Ella amava ora il sole; ella voleva che i raggi benigni la involgessero tutta come in una veste fluida di oro; ella dava la faccia al calore pieno, chiudendo le palpebre, provando un senso fine di piacere nella gola a quella blandizia.
— Com’è gentile! - diceva ella, sommessa. Cesare, da canto, la guardava con un sorriso pieno di malinconia.
— Cesare... - ruppe ella un giorno al fine; con un impeto, tendendogli le scarne braccia. Ma tacque poi; ricadde nella muta stanchezza donde invano tentava di sorgere. Il petto esile aveva un alenare fioco, sotto le pieghe della tunica.
Ella salì all’organo che dormiva, da tempo, in un angolo della biblioteca. Cesare tirava i mantici polverosi: i mantici ansavano con un respiro ampio di gigante umano, nel silenzio, suscitando le anime dei suoni entro le lunghe canne metalliche. Galatea ricordava su i tasti un’armonia di Bach, incertamente.
Nella biblioteca, dai finestroni aperti, entravano zone vive di luce. Le file dei libri, a quella irruzione insolita, rivivevano, gittavano anch’esse le loro note deboli dai curvi dossi tarlati. Era tutta una gamma di colori: li Annali di Baronio e di Raynaldo nella cartapecora verdognola prendevano riflessi dubbii di bronzo antico; li Acta sanctorum gialleggiavano e biancicavano in una tinta di tonache domenicane, occupando quasi intero uno scaffale altissimo; in quel biancicore Strykius faceva una macchia vivace di azzurro e il piccolo Fréret vibrava quasi uno sprazzo audace di scarlatto. Erano poi toni scialbi e varii di tappezzerie usate; erano vecchiumi di cuoio, chiazze di un rossastro di ruggine, di un violaceo livido, di un arancio sbiadito. Ma il sole avvivava quei toni, destava luccichii nuovi nell’oro morto, infondeva un aria di giovinezza a quelle carte che la polvere e la muffa di tanti lustri copriva.

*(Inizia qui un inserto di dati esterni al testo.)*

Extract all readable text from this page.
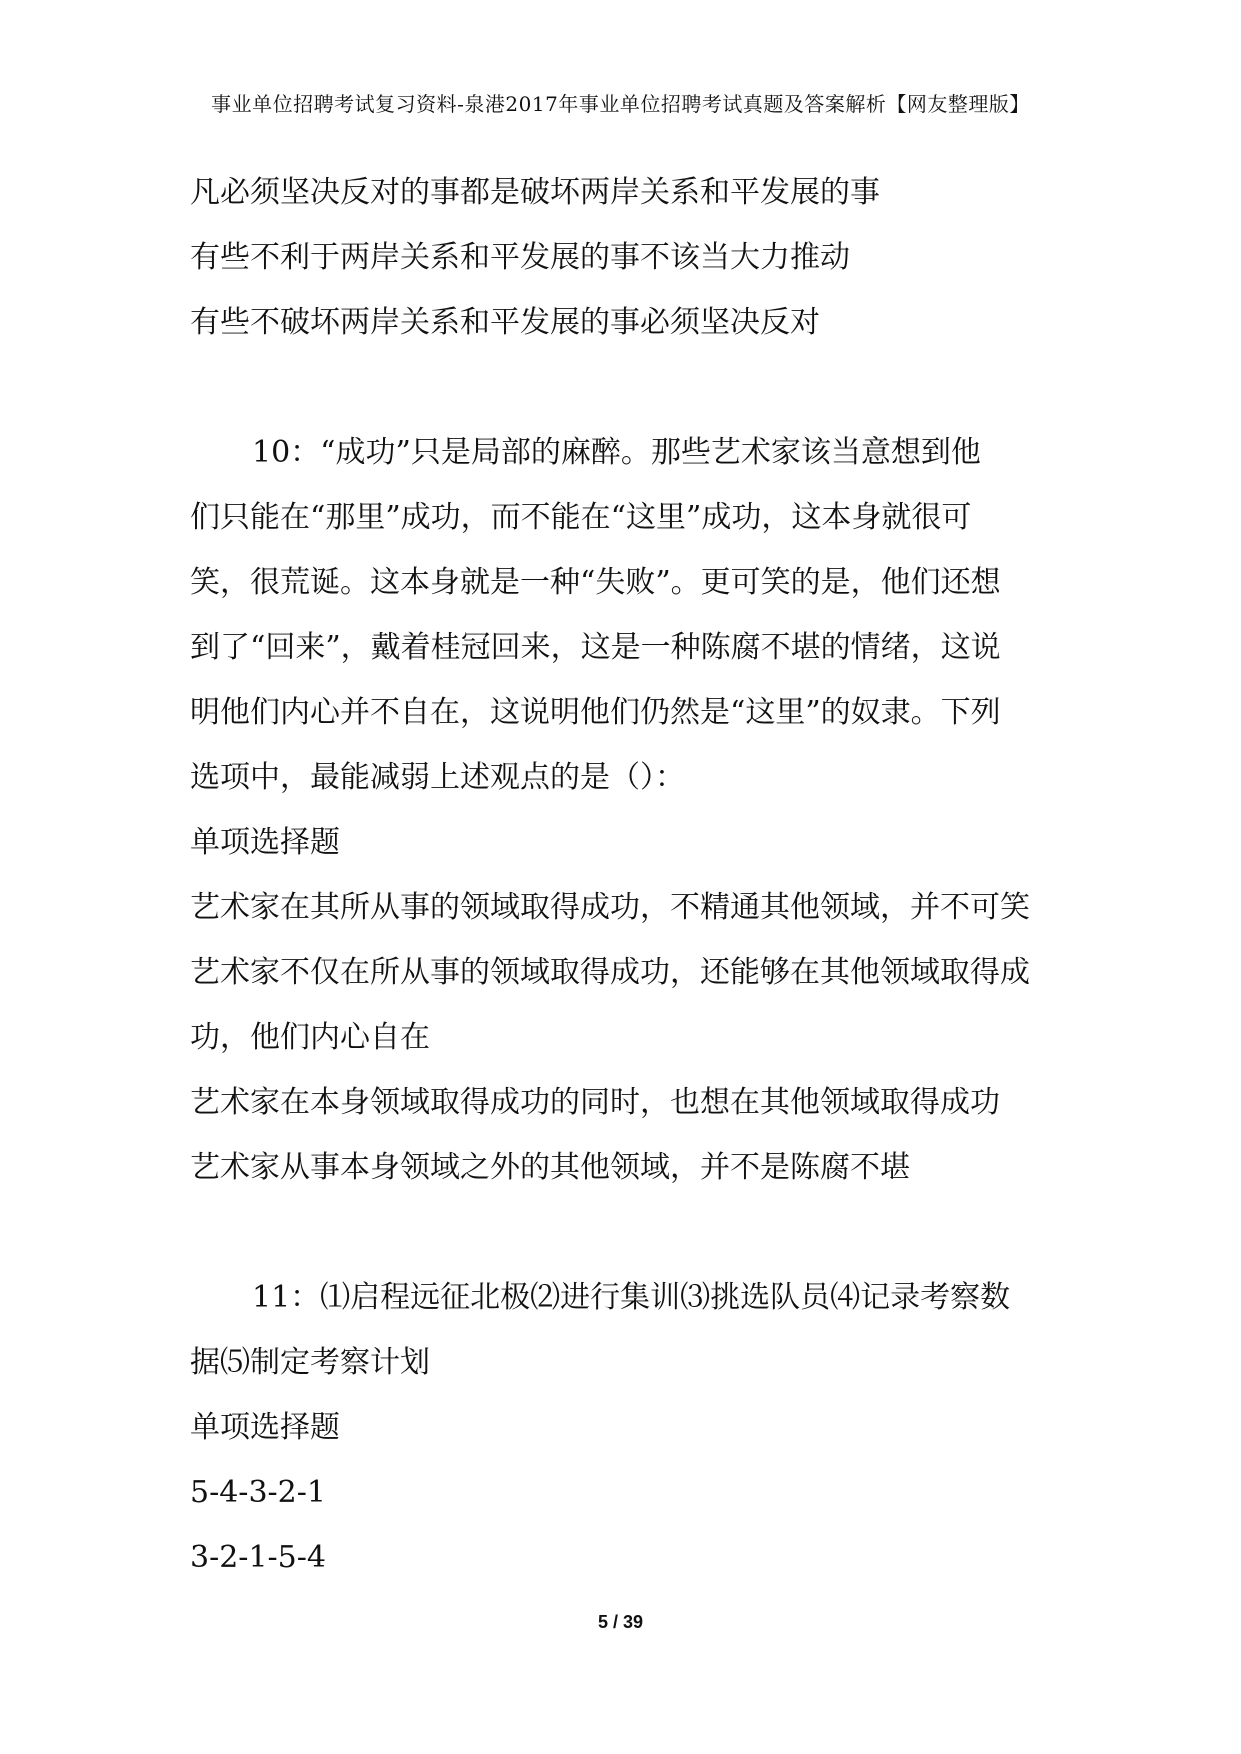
事业单位招聘考试复习资料-泉港2017年事业单位招聘考试真题及答案解析【网友整理版】
凡必须坚决反对的事都是破坏两岸关系和平发展的事
有些不利于两岸关系和平发展的事不该当大力推动
有些不破坏两岸关系和平发展的事必须坚决反对
10：“成功”只是局部的麻醉。那些艺术家该当意想到他
们只能在“那里”成功，而不能在“这里”成功，这本身就很可
笑，很荒诞。这本身就是一种“失败”。更可笑的是，他们还想
到了“回来”，戴着桂冠回来，这是一种陈腐不堪的情绪，这说
明他们内心并不自在，这说明他们仍然是“这里”的奴隶。下列
选项中，最能减弱上述观点的是（）：
单项选择题
艺术家在其所从事的领域取得成功，不精通其他领域，并不可笑
艺术家不仅在所从事的领域取得成功，还能够在其他领域取得成
功，他们内心自在
艺术家在本身领域取得成功的同时，也想在其他领域取得成功
艺术家从事本身领域之外的其他领域，并不是陈腐不堪
11：⑴启程远征北极⑵进行集训⑶挑选队员⑷记录考察数
据⑸制定考察计划
单项选择题
5-4-3-2-1
3-2-1-5-4
5 / 39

Dalle canne dell’organo li accordi di Bach si spandevano pe’l vano timidamente; sotto le dita diafane di Galatea i tasti cedevano appena. Ella sentiva il fremito sonoro correrle pe’ i nervi con un senso quasi di dolore; ella si sentiva mancare il respiro.
— Cesare - mormorò con un filo di voce, abbandonata su la spalliera, vinta dallo stesso mortale sopore di quella volta.
E, come tese le braccia, esalò al fine l’anìmula blandula in un sospiro.